The rule also requires that poultry companies provide farmers with research that shows how improvement projects, such as upgrades to chicken houses, would benefit them.
In a 2022 investigation called “Big Poultry, ” The Charlotte Observer and the News & Observer of Raleigh found many farmers were surprised when poultry companies required them to spend hundreds of thousands of dollars for equipment upgrades if they wanted to stay in business.
The rule change will help farmers decide if the project is financially in their best interest, Etka said.
“They have n’t really had that before, ” Etka said. “It puts the farmers back in the driver’s seat of their own business. ”
The rule is the U. S. Department of Agriculture’s third regulatory reform under the Packers and Stockyards Act in recent years. The act, formed in 1921, protects farmers and ranchers from unfair and discriminatory practices.

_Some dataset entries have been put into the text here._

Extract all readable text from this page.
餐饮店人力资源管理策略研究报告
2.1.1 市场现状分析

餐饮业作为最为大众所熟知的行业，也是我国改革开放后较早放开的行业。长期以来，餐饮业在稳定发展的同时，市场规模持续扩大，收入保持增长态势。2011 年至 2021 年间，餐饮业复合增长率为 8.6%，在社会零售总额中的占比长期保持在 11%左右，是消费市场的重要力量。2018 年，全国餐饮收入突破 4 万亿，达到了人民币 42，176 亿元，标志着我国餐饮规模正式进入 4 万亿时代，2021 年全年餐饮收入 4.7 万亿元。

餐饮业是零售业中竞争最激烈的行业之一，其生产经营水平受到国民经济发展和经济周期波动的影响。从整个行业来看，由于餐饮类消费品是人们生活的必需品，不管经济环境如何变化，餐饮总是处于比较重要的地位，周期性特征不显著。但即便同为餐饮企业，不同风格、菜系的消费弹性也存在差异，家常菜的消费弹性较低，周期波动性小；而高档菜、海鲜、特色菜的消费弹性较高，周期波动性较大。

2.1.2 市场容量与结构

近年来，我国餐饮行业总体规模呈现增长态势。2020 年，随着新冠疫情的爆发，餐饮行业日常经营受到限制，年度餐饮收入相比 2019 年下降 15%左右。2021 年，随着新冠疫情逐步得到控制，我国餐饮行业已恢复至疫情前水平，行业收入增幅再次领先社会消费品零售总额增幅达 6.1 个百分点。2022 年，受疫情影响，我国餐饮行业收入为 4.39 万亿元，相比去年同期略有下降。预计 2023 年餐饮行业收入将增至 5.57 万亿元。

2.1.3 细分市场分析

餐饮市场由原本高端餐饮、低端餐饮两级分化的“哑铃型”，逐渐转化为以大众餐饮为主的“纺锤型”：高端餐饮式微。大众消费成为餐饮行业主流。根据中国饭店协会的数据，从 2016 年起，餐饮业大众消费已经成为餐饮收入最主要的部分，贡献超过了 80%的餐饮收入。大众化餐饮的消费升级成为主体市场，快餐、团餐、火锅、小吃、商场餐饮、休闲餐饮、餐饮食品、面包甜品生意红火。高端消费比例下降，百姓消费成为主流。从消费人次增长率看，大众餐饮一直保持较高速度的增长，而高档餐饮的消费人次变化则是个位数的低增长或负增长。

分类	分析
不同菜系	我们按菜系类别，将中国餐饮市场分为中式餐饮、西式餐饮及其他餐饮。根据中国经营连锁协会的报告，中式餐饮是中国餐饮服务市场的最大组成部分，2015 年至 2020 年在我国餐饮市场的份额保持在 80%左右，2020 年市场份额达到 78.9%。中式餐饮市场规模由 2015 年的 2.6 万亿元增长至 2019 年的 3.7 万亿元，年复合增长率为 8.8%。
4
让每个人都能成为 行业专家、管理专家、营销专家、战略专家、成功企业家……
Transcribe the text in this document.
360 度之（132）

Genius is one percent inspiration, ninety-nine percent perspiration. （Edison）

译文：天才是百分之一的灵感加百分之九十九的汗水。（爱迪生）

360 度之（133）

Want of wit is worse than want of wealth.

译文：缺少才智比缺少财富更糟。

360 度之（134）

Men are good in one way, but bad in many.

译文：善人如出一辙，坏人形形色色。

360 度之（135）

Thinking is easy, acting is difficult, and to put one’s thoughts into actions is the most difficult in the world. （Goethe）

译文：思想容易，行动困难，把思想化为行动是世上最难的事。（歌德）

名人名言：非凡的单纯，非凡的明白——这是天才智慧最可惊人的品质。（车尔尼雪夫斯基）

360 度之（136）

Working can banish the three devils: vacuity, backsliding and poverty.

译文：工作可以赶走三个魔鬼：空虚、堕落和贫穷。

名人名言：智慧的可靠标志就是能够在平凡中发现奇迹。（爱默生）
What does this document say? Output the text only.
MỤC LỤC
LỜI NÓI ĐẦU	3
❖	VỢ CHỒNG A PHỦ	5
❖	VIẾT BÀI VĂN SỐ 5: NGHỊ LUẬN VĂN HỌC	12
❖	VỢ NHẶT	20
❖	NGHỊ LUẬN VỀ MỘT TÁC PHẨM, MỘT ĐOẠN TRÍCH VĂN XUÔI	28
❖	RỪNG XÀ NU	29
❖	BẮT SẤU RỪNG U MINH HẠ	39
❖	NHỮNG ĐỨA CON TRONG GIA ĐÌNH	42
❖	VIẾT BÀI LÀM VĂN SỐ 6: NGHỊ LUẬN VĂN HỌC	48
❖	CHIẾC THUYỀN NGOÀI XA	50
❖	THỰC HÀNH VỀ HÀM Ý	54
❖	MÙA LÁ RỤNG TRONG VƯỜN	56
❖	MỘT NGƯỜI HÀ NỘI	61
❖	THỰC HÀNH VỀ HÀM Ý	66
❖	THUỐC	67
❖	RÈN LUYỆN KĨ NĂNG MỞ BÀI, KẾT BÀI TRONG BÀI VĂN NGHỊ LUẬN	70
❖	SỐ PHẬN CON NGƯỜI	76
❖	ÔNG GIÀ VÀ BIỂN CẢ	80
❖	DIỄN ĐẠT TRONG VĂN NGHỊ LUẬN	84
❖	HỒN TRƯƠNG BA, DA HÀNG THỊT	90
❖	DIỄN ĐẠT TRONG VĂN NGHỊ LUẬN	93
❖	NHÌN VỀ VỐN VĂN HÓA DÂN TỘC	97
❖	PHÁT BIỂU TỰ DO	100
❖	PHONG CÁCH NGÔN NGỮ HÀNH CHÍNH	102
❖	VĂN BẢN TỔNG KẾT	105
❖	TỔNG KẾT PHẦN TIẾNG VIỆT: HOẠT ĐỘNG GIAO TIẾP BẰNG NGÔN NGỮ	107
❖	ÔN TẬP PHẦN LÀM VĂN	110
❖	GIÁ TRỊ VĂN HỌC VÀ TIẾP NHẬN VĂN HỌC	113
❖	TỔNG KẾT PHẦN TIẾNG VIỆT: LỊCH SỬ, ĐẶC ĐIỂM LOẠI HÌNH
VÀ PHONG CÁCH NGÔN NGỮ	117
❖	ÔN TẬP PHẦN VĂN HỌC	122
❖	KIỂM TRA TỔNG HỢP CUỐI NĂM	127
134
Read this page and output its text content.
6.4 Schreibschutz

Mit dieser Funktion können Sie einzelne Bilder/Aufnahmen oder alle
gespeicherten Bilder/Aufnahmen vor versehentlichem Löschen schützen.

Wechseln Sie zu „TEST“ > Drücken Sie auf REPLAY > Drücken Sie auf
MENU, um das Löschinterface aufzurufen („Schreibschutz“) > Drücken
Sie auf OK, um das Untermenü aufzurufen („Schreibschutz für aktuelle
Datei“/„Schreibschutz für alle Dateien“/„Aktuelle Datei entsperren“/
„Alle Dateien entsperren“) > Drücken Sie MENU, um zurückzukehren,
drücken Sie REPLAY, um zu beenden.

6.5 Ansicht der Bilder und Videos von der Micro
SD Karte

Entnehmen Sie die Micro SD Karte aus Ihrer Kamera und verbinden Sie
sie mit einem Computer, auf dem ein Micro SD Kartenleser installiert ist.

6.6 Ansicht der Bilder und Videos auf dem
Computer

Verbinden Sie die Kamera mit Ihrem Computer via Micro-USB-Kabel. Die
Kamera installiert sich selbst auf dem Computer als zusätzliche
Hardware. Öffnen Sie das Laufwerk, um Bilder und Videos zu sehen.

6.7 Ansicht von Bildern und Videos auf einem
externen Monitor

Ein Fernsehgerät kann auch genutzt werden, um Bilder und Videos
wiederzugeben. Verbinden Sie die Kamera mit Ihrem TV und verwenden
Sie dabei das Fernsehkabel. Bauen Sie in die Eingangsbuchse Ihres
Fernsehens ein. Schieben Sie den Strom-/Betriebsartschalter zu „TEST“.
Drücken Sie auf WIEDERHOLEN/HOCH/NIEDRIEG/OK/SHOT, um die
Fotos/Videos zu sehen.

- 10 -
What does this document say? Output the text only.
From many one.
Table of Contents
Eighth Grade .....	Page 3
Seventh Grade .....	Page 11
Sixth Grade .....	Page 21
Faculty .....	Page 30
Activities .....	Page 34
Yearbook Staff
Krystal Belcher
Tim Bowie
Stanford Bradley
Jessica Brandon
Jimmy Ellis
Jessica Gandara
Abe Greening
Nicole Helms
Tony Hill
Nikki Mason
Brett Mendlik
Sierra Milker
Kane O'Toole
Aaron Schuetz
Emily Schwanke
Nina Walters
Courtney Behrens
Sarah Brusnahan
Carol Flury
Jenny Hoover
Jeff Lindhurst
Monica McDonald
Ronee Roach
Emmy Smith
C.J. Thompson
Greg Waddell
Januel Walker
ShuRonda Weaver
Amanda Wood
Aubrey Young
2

Last year, a USDA rule required that poultry companies be more transparent with farmers, telling farmers in their contracts how many flocks and chicks they’ll receive each year. The information gives farmers insight into how much income they might earn, growers said.
‘Tournament system ’ benefits some, not others
Some North Carolina poultry growers are publicly critical of the tournament system, which pays farmers on how they grow the birds.
Farmers interviewed by the Observer in 2022 complained that the system can punish them for things they can’t control, such as the quality of the chicks, feed they receive from the company or the time that it takes the company to pick up one flock and deliver another.
“They say it is a reward system… but really it ’s a way to penalize farmers unfairly, ” Watts said.
Under the new USDA rule, poultry companies will have to consider factors they control, such as the quality of the birds and feed, when determining how much growers are paid.
In 2015, Watts filed a federal whistleblower complaint alleging that Perdue Farms retaliated against him after he publicly said Perdue sent him sick birds that the company refused to help.
He left the industry in 2016.
Last year, Perdue sued Watts and the U. S. Department of Labor. The lawsuit, filed in federal court for the Eastern District of North Carolina, challenges the constitutionality of Watts ’ case and seeks to stop it from going forward.
A North Carolina powerhouse industry
Growing chickens and turkeys is North Carolina ’s No. 1 agricultural industry. Farmers here raise more than a billion birds annually, taking in some$ 8. 7 billion in cash receipts in 2022, according to the USDA.
That year, The Charlotte Observer and The News & Observer of Raleigh investigated the secrecy cloaking the state’s poultry industry.
Big Poultry, an award-winning series, showed how industrial-scaled farms produce billions of pounds of waste annually with little oversight.
North Carolina officials do not track where that waste goes, the investigation found. They also do not require that neighbors be notified if a poultry farm is planned near their homes. In fact, state leaders do not make public the locations of poultry farms.
The Big Poultry project found that the contracts poultry farmers sign can leave them with mounting debts and little income.